[fpc-devel] The 15k bounty: Optimizing executable speed for Linux x86 / LLVM

Sun Nov 18 11:08:05 CET 2018

Am 17.11.2018 um 22:28 schrieb Florian Klämpfl:
> Am 17.11.2018 um 22:10 schrieb Simon Kissel:
>> Hi Florian,
>>
>>> With some compiler tuning and a few tricks (two changes to the code
>>> and hand-simulated peephole optimizations, but I
>>> think these tricks can also the compiler do):
>>
>> Nice - what changes did you do?
>>
>> Changing the code of course is cheating, but there might be something
>> to learn for us, here.
> 
> I prevented the compiler to put certain variables in registers by taking their address :) But I did so only to test if
> this helps and for i386 this helps as the decision which variables go into registers is not that easy, but see below.
> 
>>
>> Would be great if whatever trick you did could be part of the
>> compiler.
> 
> Meanwhile the compiler can do it (not yet committed). Same VM as yesterday, all rates are a little bit lower, not sure
> why (probably to many VMs open :)), but this applies to all three executables.
> 
> florian at ubuntu32:~$ ./vipribenchmemcache_nodeps

With rev. 40346 I have committed my last changes. As the code is still experimental, it needs to be activated by the
command line when building FPC:

make clean all "OPT=-Aas -dtls_threadvars -O4 -dSPILLING_NEW"

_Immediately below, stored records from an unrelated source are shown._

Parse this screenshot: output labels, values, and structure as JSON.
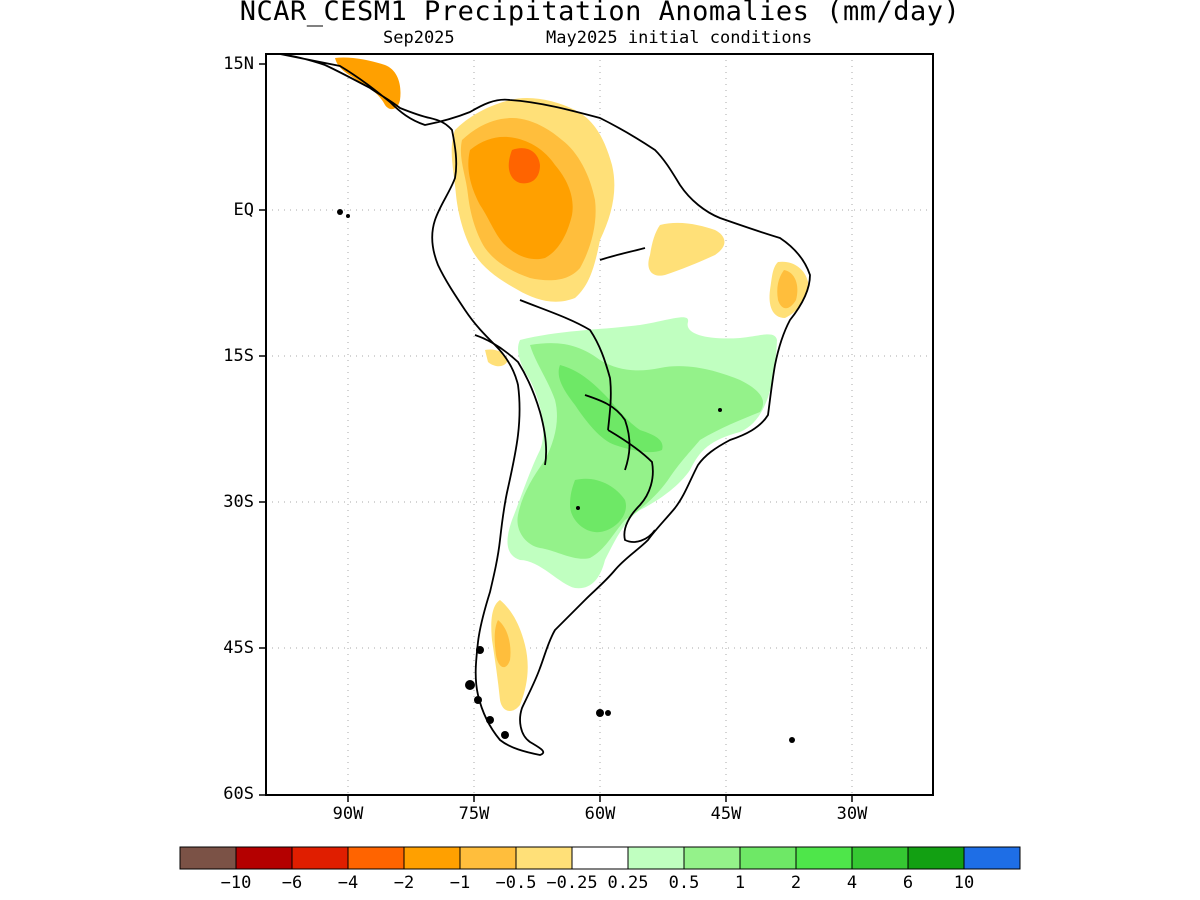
{
  "title": "NCAR_CESM1 Precipitation Anomalies (mm/day)",
  "subtitle_left": "Sep2025",
  "subtitle_right": "May2025 initial conditions",
  "lat_labels": [
    "15N",
    "EQ",
    "15S",
    "30S",
    "45S",
    "60S"
  ],
  "lon_labels": [
    "90W",
    "75W",
    "60W",
    "45W",
    "30W"
  ],
  "colorbar": {
    "colors": [
      "#7b5246",
      "#b40000",
      "#e01e00",
      "#ff6400",
      "#ffa000",
      "#ffbe3c",
      "#ffe078",
      "#ffffff",
      "#c0ffc0",
      "#94f28a",
      "#6ee866",
      "#4ee64a",
      "#35c832",
      "#12a012",
      "#1e6ee6"
    ],
    "labels": [
      "−10",
      "−6",
      "−4",
      "−2",
      "−1",
      "−0.5",
      "−0.25",
      "0.25",
      "0.5",
      "1",
      "2",
      "4",
      "6",
      "10"
    ]
  }
}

(add -Cp... -Op... options if the target system is known)

Compile the benchmark with (where fpcnew is the newly build fpc):

fpcnew -O4 -Sd -FWvipri.wpo -OWDEVIRTCALLS,OPTVMTS vipribenchmemcache_nodeps.dpr
fpcnew -O4 -Sd -Fwvipri.wpo -OwDEVIRTCALLS,OPTVMTS vipribenchmemcache_nodeps.dpr

The changes help also on arm and arm can be build using the same command line, however, at least on a Raspi3B+ the
improvement is less significant than on i386 (still the old cache flush (?) issue which is outside of the scope of FPC?).